— Нуба! Нуба, Нуба…
— Крючок, ну что ты. Нельзя. Рана, откроется рана! Гайя!
— Пусти, госпожа.
Прибежавшая Гайя оттеснила хозяйку и, упав на колени рядом с ложем, прижала к груди вырывающуюся руку Ахатты.
— Слушай. Слушай сердце, слушай. Держите ее, сильнее. Сейчас…
Запрокинув голову так, что длинные волосы, роняя на пол деревянные шпильки, коснулись плит, Гайя широко раскрыла глаза и загудела, крепко сжимая побелевшие губы.
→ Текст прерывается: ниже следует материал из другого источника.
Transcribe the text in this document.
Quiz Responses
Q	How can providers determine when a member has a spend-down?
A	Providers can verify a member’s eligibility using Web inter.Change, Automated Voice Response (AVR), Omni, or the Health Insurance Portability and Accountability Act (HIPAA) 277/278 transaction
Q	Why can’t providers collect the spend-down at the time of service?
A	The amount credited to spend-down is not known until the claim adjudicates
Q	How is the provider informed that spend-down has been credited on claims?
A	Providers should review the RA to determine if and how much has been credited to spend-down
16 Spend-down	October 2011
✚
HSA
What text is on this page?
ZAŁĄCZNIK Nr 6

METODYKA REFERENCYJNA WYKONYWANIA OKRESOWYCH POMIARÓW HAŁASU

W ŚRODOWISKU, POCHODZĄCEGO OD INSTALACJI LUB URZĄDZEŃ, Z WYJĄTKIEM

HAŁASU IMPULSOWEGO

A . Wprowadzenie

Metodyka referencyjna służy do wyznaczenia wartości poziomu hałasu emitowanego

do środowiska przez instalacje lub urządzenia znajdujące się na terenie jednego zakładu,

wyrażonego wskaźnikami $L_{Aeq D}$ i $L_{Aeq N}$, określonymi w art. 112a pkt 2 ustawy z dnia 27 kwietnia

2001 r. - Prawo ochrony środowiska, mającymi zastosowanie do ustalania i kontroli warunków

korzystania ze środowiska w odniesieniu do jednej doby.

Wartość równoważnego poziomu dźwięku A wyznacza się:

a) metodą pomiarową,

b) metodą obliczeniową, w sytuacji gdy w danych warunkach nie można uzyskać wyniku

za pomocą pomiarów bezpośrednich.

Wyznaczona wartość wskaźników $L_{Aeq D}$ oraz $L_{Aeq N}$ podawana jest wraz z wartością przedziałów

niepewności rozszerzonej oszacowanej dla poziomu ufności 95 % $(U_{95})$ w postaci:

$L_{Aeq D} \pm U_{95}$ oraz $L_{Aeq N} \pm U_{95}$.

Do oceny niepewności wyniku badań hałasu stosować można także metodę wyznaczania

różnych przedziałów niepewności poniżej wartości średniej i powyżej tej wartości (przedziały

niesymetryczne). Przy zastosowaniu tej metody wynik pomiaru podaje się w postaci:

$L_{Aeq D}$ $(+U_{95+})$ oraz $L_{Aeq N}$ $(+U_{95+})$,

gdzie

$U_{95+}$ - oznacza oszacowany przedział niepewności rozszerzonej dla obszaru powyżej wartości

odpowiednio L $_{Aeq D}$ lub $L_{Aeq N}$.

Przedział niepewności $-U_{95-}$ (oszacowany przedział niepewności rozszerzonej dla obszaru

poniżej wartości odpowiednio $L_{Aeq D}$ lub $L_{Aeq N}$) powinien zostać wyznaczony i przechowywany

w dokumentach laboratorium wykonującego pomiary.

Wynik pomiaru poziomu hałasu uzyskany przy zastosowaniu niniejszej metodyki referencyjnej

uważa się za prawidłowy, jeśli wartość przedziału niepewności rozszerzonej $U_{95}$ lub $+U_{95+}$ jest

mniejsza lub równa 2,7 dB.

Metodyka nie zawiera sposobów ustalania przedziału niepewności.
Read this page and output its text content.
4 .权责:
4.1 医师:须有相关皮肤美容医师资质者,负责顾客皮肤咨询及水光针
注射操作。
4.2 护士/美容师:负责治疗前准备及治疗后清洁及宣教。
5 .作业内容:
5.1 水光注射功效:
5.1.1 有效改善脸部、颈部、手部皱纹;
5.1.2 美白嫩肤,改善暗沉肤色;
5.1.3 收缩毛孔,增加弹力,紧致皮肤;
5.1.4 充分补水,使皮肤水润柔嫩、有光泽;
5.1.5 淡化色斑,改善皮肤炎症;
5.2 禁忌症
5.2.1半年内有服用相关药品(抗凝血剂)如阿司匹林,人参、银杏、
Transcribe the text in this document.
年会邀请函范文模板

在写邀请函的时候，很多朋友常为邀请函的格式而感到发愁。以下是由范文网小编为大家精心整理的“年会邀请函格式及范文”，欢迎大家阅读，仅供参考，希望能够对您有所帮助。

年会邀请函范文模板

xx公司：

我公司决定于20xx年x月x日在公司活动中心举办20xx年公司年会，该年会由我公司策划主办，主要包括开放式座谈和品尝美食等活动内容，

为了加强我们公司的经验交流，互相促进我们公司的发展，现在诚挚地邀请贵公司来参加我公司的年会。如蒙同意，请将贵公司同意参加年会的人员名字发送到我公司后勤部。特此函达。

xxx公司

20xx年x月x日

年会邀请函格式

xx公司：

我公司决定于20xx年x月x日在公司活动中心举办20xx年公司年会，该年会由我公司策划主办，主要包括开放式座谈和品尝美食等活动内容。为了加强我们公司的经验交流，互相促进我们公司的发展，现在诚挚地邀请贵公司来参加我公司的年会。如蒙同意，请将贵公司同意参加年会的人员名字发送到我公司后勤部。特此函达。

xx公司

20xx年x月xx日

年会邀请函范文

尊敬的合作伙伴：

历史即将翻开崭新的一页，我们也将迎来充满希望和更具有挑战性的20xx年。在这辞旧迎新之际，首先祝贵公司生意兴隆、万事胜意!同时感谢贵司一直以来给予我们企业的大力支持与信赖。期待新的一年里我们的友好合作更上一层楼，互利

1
— Умммм, мммм, уннн, — будто рой пчел крутился за щеками, бился об язык и горло, заставляя зрачки закатываться.
— Отвернись, не слушай, — шепнула Хаидэ, тыкаясь в ухо Техути, почти падая на него, и не имея возможности отодвинуться, закаменевшими в усилии руками держа Ахатту.
— Омммэ, умммннн… умммм….
Всхлипнув, Ахатта упала на подушки, подбородок заострился и с прикушенной губы стекла капелька крови. Задышала медленнее и затихла. Под туго забинтованной тканью, с проступавшими на ней жирными и кровяными пятнами грудь еле заметно поднималась и опускалась.
— Она сейчас заснет…
— Нет, Лиса, нет, мне надо! Мне рассказать… я шла… к тебе шла.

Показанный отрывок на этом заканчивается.